Les chiffres sont formels: le passéisme est une constante historique

Les résultats, qui prennent en compte le ressenti de près de 4,5 millions de personnes depuis les années 1960, sont "clairs": "la moralité que les participants rapportaient chez leurs contemporains était stable dans le temps". Les chercheurs ont eu beau refaire leurs calculs avec des enquêtes américaines ou non-américaines, cela ne changeait rien au constat établi auparavant. Cela "suggère fortement que l'impression très commune d'un déclin moral est une illusion".

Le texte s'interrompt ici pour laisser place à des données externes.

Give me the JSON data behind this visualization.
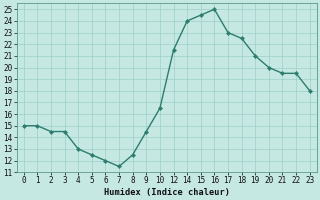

Cette conclusion n'est en soi pas si surprenante si on replonge encore plus loin dans le temps. Ce passéisme était déjà présent dans les écrits de Tite-Live, c'est-à-dire très exactement à l'époque de la création de l'Empire romain par Auguste, au tout début de notre ère. À l'époque, il mettait en garde contre l'"effondrement des fondements de la moralité". Depuis, aucune époque n'échappe à la règle. Qu'importe les circonstances, il y a toujours des personnes pour juger que la moralité se serait perdue. Est-ce que cela voudrait dire que depuis plus de 2.000 ans, la société ne cesse d'être de plus en plus amorale? Malgré les vicissitudes de l'Histoire, il est permis d'en douter.

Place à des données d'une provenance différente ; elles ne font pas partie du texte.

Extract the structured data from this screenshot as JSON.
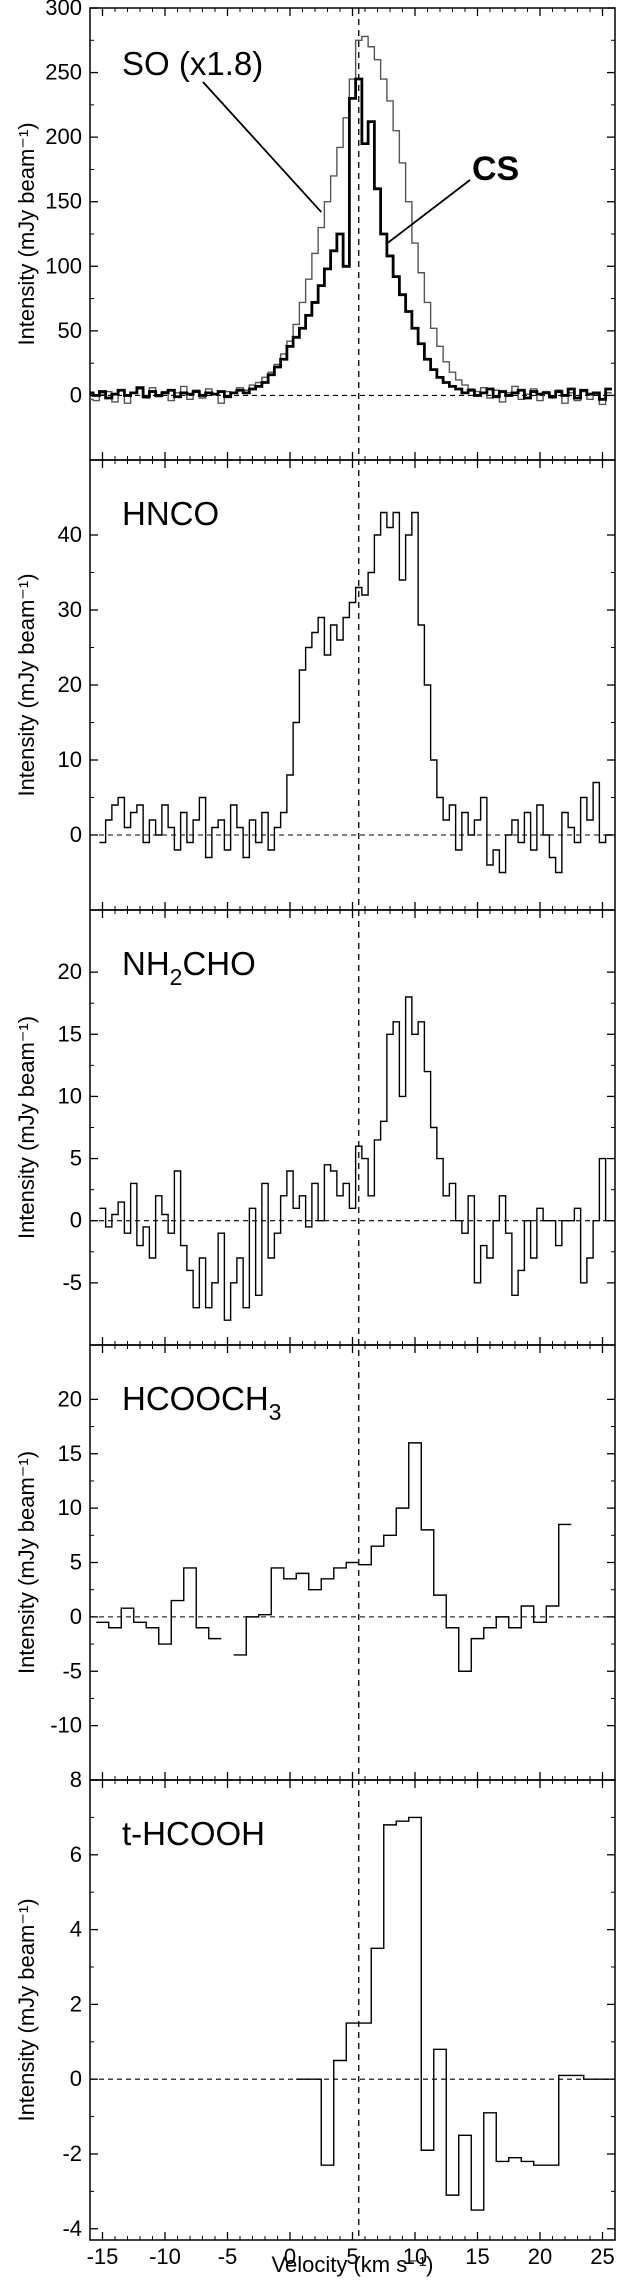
{
  "chart_data": [
    {
      "type": "line",
      "title": "",
      "xlabel": "",
      "ylabel": "Intensity (mJy beam⁻¹)",
      "xlim": [
        -16,
        26
      ],
      "ylim": [
        -50,
        300
      ],
      "yticks": [
        0,
        50,
        100,
        150,
        200,
        250,
        300
      ],
      "zero_line": true,
      "annotations": [
        {
          "text": "SO (x1.8)",
          "x": -13.5,
          "y": 255,
          "pointer_x": 2.5,
          "pointer_y": 142
        },
        {
          "text": "CS",
          "x": 13.5,
          "y": 150,
          "pointer_x": 7.8,
          "pointer_y": 118
        }
      ],
      "series": [
        {
          "name": "SO (x1.8)",
          "color": "#555555",
          "stroke": 1.4,
          "x": [
            -16,
            -15.5,
            -15,
            -14.5,
            -14,
            -13.5,
            -13,
            -12.5,
            -12,
            -11.5,
            -11,
            -10.5,
            -10,
            -9.5,
            -9,
            -8.5,
            -8,
            -7.5,
            -7,
            -6.5,
            -6,
            -5.5,
            -5,
            -4.5,
            -4,
            -3.5,
            -3,
            -2.5,
            -2,
            -1.5,
            -1,
            -0.5,
            0,
            0.5,
            1,
            1.5,
            2,
            2.5,
            3,
            3.5,
            4,
            4.5,
            5,
            5.5,
            6,
            6.5,
            7,
            7.5,
            8,
            8.5,
            9,
            9.5,
            10,
            10.5,
            11,
            11.5,
            12,
            12.5,
            13,
            13.5,
            14,
            14.5,
            15,
            15.5,
            16,
            16.5,
            17,
            17.5,
            18,
            18.5,
            19,
            19.5,
            20,
            20.5,
            21,
            21.5,
            22,
            22.5,
            23,
            23.5,
            24,
            24.5,
            25,
            25.5
          ],
          "y": [
            -3,
            -4,
            1,
            3,
            -5,
            4,
            -6,
            2,
            5,
            -2,
            6,
            -1,
            3,
            -4,
            2,
            7,
            -3,
            4,
            -2,
            5,
            1,
            -6,
            3,
            2,
            6,
            4,
            8,
            10,
            14,
            18,
            24,
            32,
            42,
            55,
            72,
            90,
            110,
            130,
            150,
            170,
            192,
            215,
            245,
            275,
            278,
            270,
            260,
            245,
            228,
            205,
            180,
            150,
            118,
            95,
            72,
            52,
            38,
            26,
            18,
            12,
            8,
            5,
            3,
            6,
            -2,
            4,
            -5,
            2,
            7,
            -3,
            1,
            5,
            -4,
            3,
            -2,
            4,
            -6,
            2,
            -4,
            3,
            -3,
            1,
            -7,
            2
          ]
        },
        {
          "name": "CS",
          "color": "#000000",
          "stroke": 2.8,
          "x": [
            -16,
            -15.5,
            -15,
            -14.5,
            -14,
            -13.5,
            -13,
            -12.5,
            -12,
            -11.5,
            -11,
            -10.5,
            -10,
            -9.5,
            -9,
            -8.5,
            -8,
            -7.5,
            -7,
            -6.5,
            -6,
            -5.5,
            -5,
            -4.5,
            -4,
            -3.5,
            -3,
            -2.5,
            -2,
            -1.5,
            -1,
            -0.5,
            0,
            0.5,
            1,
            1.5,
            2,
            2.5,
            3,
            3.5,
            4,
            4.5,
            5,
            5.5,
            6,
            6.5,
            7,
            7.5,
            8,
            8.5,
            9,
            9.5,
            10,
            10.5,
            11,
            11.5,
            12,
            12.5,
            13,
            13.5,
            14,
            14.5,
            15,
            15.5,
            16,
            16.5,
            17,
            17.5,
            18,
            18.5,
            19,
            19.5,
            20,
            20.5,
            21,
            21.5,
            22,
            22.5,
            23,
            23.5,
            24,
            24.5,
            25,
            25.5
          ],
          "y": [
            2,
            0,
            3,
            -2,
            1,
            4,
            0,
            2,
            6,
            -1,
            3,
            0,
            2,
            4,
            -1,
            2,
            1,
            3,
            0,
            2,
            1,
            3,
            -1,
            2,
            4,
            2,
            5,
            7,
            10,
            16,
            22,
            28,
            38,
            45,
            52,
            62,
            72,
            85,
            98,
            112,
            125,
            100,
            230,
            245,
            195,
            212,
            160,
            125,
            108,
            92,
            78,
            65,
            52,
            40,
            28,
            20,
            14,
            10,
            7,
            5,
            2,
            4,
            0,
            2,
            5,
            -1,
            3,
            0,
            2,
            4,
            -2,
            3,
            1,
            2,
            -1,
            3,
            0,
            5,
            -2,
            4,
            1,
            2,
            -3,
            5
          ]
        }
      ]
    },
    {
      "type": "line",
      "title": "HNCO",
      "xlabel": "",
      "ylabel": "Intensity (mJy beam⁻¹)",
      "xlim": [
        -16,
        26
      ],
      "ylim": [
        -10,
        50
      ],
      "yticks": [
        0,
        10,
        20,
        30,
        40
      ],
      "zero_line": true,
      "series": [
        {
          "name": "HNCO",
          "color": "#000000",
          "stroke": 1.4,
          "x": [
            -15,
            -14.5,
            -14,
            -13.5,
            -13,
            -12.5,
            -12,
            -11.5,
            -11,
            -10.5,
            -10,
            -9.5,
            -9,
            -8.5,
            -8,
            -7.5,
            -7,
            -6.5,
            -6,
            -5.5,
            -5,
            -4.5,
            -4,
            -3.5,
            -3,
            -2.5,
            -2,
            -1.5,
            -1,
            -0.5,
            0,
            0.5,
            1,
            1.5,
            2,
            2.5,
            3,
            3.5,
            4,
            4.5,
            5,
            5.5,
            6,
            6.5,
            7,
            7.5,
            8,
            8.5,
            9,
            9.5,
            10,
            10.5,
            11,
            11.5,
            12,
            12.5,
            13,
            13.5,
            14,
            14.5,
            15,
            15.5,
            16,
            16.5,
            17,
            17.5,
            18,
            18.5,
            19,
            19.5,
            20,
            20.5,
            21,
            21.5,
            22,
            22.5,
            23,
            23.5,
            24,
            24.5,
            25,
            25.5
          ],
          "y": [
            -1,
            2,
            4,
            5,
            1,
            3,
            4,
            -1,
            2,
            0,
            4,
            1,
            -2,
            3,
            -1,
            2,
            5,
            -3,
            1,
            2,
            -2,
            4,
            1,
            -3,
            2,
            -1,
            3,
            -2,
            1,
            3,
            8,
            15,
            22,
            25,
            27,
            29,
            24,
            28,
            26,
            29,
            31,
            33,
            32,
            35,
            40,
            43,
            41,
            43,
            34,
            40,
            43,
            28,
            20,
            10,
            5,
            2,
            4,
            -2,
            3,
            0,
            2,
            5,
            -4,
            -2,
            -5,
            0,
            2,
            -1,
            3,
            -2,
            4,
            0,
            -3,
            -5,
            3,
            1,
            -1,
            5,
            2,
            7,
            -1,
            0
          ]
        }
      ]
    },
    {
      "type": "line",
      "title": "NH2CHO",
      "xlabel": "",
      "ylabel": "Intensity (mJy beam⁻¹)",
      "xlim": [
        -16,
        26
      ],
      "ylim": [
        -10,
        25
      ],
      "yticks": [
        -5,
        0,
        5,
        10,
        15,
        20
      ],
      "zero_line": true,
      "series": [
        {
          "name": "NH2CHO",
          "color": "#000000",
          "stroke": 1.4,
          "x": [
            -15,
            -14.5,
            -14,
            -13.5,
            -13,
            -12.5,
            -12,
            -11.5,
            -11,
            -10.5,
            -10,
            -9.5,
            -9,
            -8.5,
            -8,
            -7.5,
            -7,
            -6.5,
            -6,
            -5.5,
            -5,
            -4.5,
            -4,
            -3.5,
            -3,
            -2.5,
            -2,
            -1.5,
            -1,
            -0.5,
            0,
            0.5,
            1,
            1.5,
            2,
            2.5,
            3,
            3.5,
            4,
            4.5,
            5,
            5.5,
            6,
            6.5,
            7,
            7.5,
            8,
            8.5,
            9,
            9.5,
            10,
            10.5,
            11,
            11.5,
            12,
            12.5,
            13,
            13.5,
            14,
            14.5,
            15,
            15.5,
            16,
            16.5,
            17,
            17.5,
            18,
            18.5,
            19,
            19.5,
            20,
            20.5,
            21,
            21.5,
            22,
            22.5,
            23,
            23.5,
            24,
            24.5,
            25,
            25.5
          ],
          "y": [
            1,
            -0.5,
            0.5,
            1.5,
            -1,
            3,
            -2,
            -0.5,
            -3,
            2,
            0.5,
            -1,
            4,
            -2,
            -4,
            -7,
            -3,
            -7,
            -5,
            -1,
            -8,
            -5,
            -3,
            -7,
            1,
            -6,
            3,
            -3,
            -1,
            2,
            4,
            1,
            2,
            -0.5,
            3,
            0,
            4.5,
            4,
            2,
            3,
            1,
            6,
            5,
            2,
            6.5,
            8,
            15,
            16,
            10,
            18,
            15,
            16,
            12,
            7.5,
            5,
            2,
            3,
            0,
            -1,
            2,
            -5,
            -2,
            -3,
            0,
            2,
            -1,
            -6,
            -4,
            0,
            -3,
            1,
            0,
            0,
            -2,
            0,
            0,
            1,
            -5,
            -3,
            0,
            5,
            0
          ]
        }
      ]
    },
    {
      "type": "line",
      "title": "HCOOCH3",
      "xlabel": "",
      "ylabel": "Intensity (mJy beam⁻¹)",
      "xlim": [
        -16,
        26
      ],
      "ylim": [
        -15,
        25
      ],
      "yticks": [
        -10,
        -5,
        0,
        5,
        10,
        15,
        20
      ],
      "zero_line": true,
      "series": [
        {
          "name": "HCOOCH3",
          "color": "#000000",
          "stroke": 1.4,
          "x": [
            -15,
            -14,
            -13,
            -12,
            -11,
            -10,
            -9,
            -8,
            -7,
            -6,
            -5,
            -4,
            -3,
            -2,
            -1,
            0,
            1,
            2,
            3,
            4,
            5,
            6,
            7,
            8,
            9,
            10,
            11,
            12,
            13,
            14,
            15,
            16,
            17,
            18,
            19,
            20,
            21,
            22
          ],
          "y": [
            -0.5,
            -1,
            0.8,
            -0.5,
            -1,
            -2.5,
            1.5,
            4.5,
            -1,
            -2,
            null,
            -3.5,
            0,
            0.2,
            4.5,
            3.5,
            4,
            2.5,
            3.5,
            4.5,
            5,
            4.8,
            6.5,
            7.5,
            10,
            16,
            8,
            2,
            -1,
            -5,
            -2,
            -1,
            0,
            -1,
            1,
            -0.5,
            1,
            8.5
          ]
        }
      ]
    },
    {
      "type": "line",
      "title": "t-HCOOH",
      "xlabel": "Velocity (km s⁻¹)",
      "ylabel": "Intensity (mJy beam⁻¹)",
      "xlim": [
        -16,
        26
      ],
      "ylim": [
        -4.3,
        8
      ],
      "yticks": [
        -4,
        -2,
        0,
        2,
        4,
        6,
        8
      ],
      "xticks": [
        -15,
        -10,
        -5,
        0,
        5,
        10,
        15,
        20,
        25
      ],
      "zero_line": true,
      "series": [
        {
          "name": "t-HCOOH",
          "color": "#000000",
          "stroke": 1.4,
          "x": [
            1,
            2,
            3,
            4,
            5,
            6,
            7,
            8,
            9,
            10,
            11,
            12,
            13,
            14,
            15,
            16,
            17,
            18,
            19,
            20,
            21,
            22,
            23,
            24,
            25
          ],
          "y": [
            0,
            0,
            -2.3,
            0.5,
            1.5,
            1.5,
            3.5,
            6.8,
            6.9,
            7,
            -1.9,
            0.8,
            -3.1,
            -1.5,
            -3.5,
            -0.9,
            -2.2,
            -2.1,
            -2.2,
            -2.3,
            -2.3,
            0.1,
            0.1,
            0,
            0
          ]
        }
      ]
    }
  ],
  "vertical_line": {
    "x": 5.5,
    "style": "dashed",
    "color": "#000000"
  },
  "panel_labels": [
    {
      "main": "SO (x1.8)",
      "sub": ""
    },
    {
      "main": "HNCO",
      "sub": ""
    },
    {
      "main": "NH",
      "sub": "2",
      "tail": "CHO"
    },
    {
      "main": "HCOOCH",
      "sub": "3"
    },
    {
      "main": "t-HCOOH",
      "sub": ""
    }
  ],
  "cs_label": "CS",
  "x_axis_title": "Velocity (km s⁻¹)",
  "y_axis_title": "Intensity (mJy beam⁻¹)"
}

Des biais cognitifs en cause

Mais l'étude dont il est question ici ne s'arrête pas là! Si l'illusion de cette décadence morale semble établie, encore faut-il comprendre pourquoi elle est si largement partagée. Les auteurs expliquent qu'il "existe sûrement de nombreuses bonnes réponses à cette question" mais en parcourant les très nombreuses études publiées à ce sujet, certains facteurs ressortent plus que d'autres. Parmi ceux-ci, il y a le fait que "les êtres humains sont particulièrement susceptibles de rechercher et d'écouter davantage des informations négatives". Puisque les médias ont pour tâche de relayer ce même type de nouvelles, cet effet est particulièrement fort aujourd'hui.

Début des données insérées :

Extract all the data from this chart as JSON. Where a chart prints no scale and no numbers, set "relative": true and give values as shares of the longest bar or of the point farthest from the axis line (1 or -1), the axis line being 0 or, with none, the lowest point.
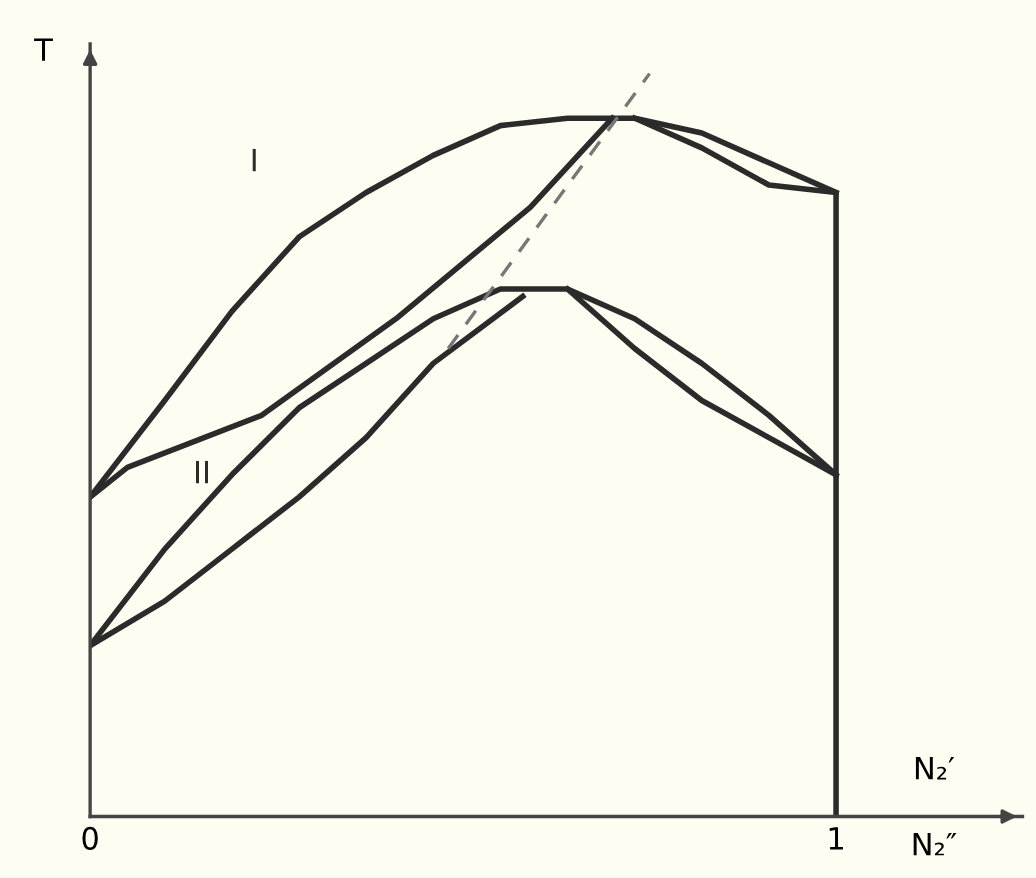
{
  "chart_data": {
    "type": "line",
    "relative": true,
    "ylabel": "T",
    "xlabel": "N₂″",
    "annotations": [
      "N₂′"
    ],
    "xlim": [
      0,
      1.25
    ],
    "xticks": [
      0,
      1
    ],
    "tick_labels": "x",
    "grid": false,
    "legend": false,
    "marker": "none",
    "series": [
      {
        "name": "I",
        "color": "#2b2b2b",
        "x": [
          0,
          0.1,
          0.19,
          0.28,
          0.37,
          0.46,
          0.55,
          0.64,
          0.73,
          0.82,
          0.91,
          1.0
        ],
        "values": [
          0.43,
          0.56,
          0.68,
          0.78,
          0.84,
          0.89,
          0.93,
          0.94,
          0.94,
          0.92,
          0.88,
          0.84
        ]
      },
      {
        "color": "#2b2b2b",
        "x": [
          0,
          0.05,
          0.23,
          0.41,
          0.59,
          0.7
        ],
        "values": [
          0.43,
          0.47,
          0.54,
          0.67,
          0.82,
          0.94
        ]
      },
      {
        "color": "#2b2b2b",
        "x": [
          0.73,
          0.82,
          0.91,
          1.0,
          1.0
        ],
        "values": [
          0.94,
          0.9,
          0.85,
          0.84,
          0.46
        ]
      },
      {
        "name": "II",
        "color": "#2b2b2b",
        "x": [
          0,
          0.1,
          0.19,
          0.28,
          0.37,
          0.46,
          0.55,
          0.64,
          0.73,
          0.82,
          0.91,
          1.0
        ],
        "values": [
          0.23,
          0.36,
          0.46,
          0.55,
          0.61,
          0.67,
          0.71,
          0.71,
          0.67,
          0.61,
          0.54,
          0.46
        ]
      },
      {
        "color": "#2b2b2b",
        "x": [
          0,
          0.1,
          0.19,
          0.28,
          0.37,
          0.46,
          0.58
        ],
        "values": [
          0.23,
          0.29,
          0.36,
          0.43,
          0.51,
          0.61,
          0.7
        ]
      },
      {
        "color": "#2b2b2b",
        "x": [
          0.64,
          0.73,
          0.82,
          0.91,
          1.0,
          1.0
        ],
        "values": [
          0.71,
          0.63,
          0.56,
          0.51,
          0.46,
          0
        ]
      },
      {
        "color": "#777777",
        "line_style": "dashed",
        "x": [
          0.48,
          0.75
        ],
        "values": [
          0.63,
          1.0
        ]
      }
    ]
  }
}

En parallèle, il s'avère que "les événements négatifs du passé sont plus susceptibles d'être oubliés", contrairement à ceux positifs. Cet "effet de mémoire biaisé", en s'additionnant avec l'"effet d'exposition biaisé" cité juste avant, pourrait aboutir à cette illusion de déclin moral.

Quand les dérives de la société sont provoquées... par le passéisme!

Pour les chercheurs, ce serait donc clair: jusqu'à preuve formelle du contraire, non, la moralité ne décline pas. Mais ce qui les interpelle, c'est que cette illusion a des implications politiques: "par exemple, en 2015, 76 % des Américains étaient d'accord pour dire que 's'attaquer à l'effondrement moral du pays' devrait être une grande priorité pour leur gouvernement". Un an plus tard, Donald Trump était élu avec son slogan "Make America Great Again" ("Rendons l'Amérique grande à nouveau"). "Les États-Unis sont confrontés à de nombreux problèmes bien documentés, du changement climatique et du terrorisme en passant par l'injustice raciale et les inégalités économiques - et pourtant, la plupart des Américains pensent que leur gouvernement devrait y consacrer des ressources limitées afin d'inverser une tendance imaginaire", notent-ils.

Ils rappellent également que d'autres études ont montré un effet subsidiaire de cette illusion sur le déclin moral. En croyant que les étrangers seraient amoraux, ils se privent d'entrer en contact avec eux, même si leurs relations pourraient très bien se passer. Cela ne fait qu'accentuer le phénomène qui s'auto-alimente de la sorte.

Autre conséquence de cette négativité: les passéistes seraient plus susceptibles d'être influencés par des personnes avec des mauvaises intentions. Pas étonnant dès lors que les théories du complot soient si populaires auprès d'une bonne partie de la population. "Si la faible moralité est une source de préoccupation, alors la baisse de la moralité peut être un véritable appel aux armes, et les dirigeants qui promettent d'arrêter cette dérive illusoire - de 'rendre l'Amérique à nouveau grande' [dans le cas de Donald Trump, ndlr] - peuvent avoir un attrait démesuré", concluent les chercheurs. "Nos études indiquent que la perception du déclin moral est omniprésente, durable, infondée et facilement produite. Mieux comprendre ce phénomène semble en ce sens une tâche opportune".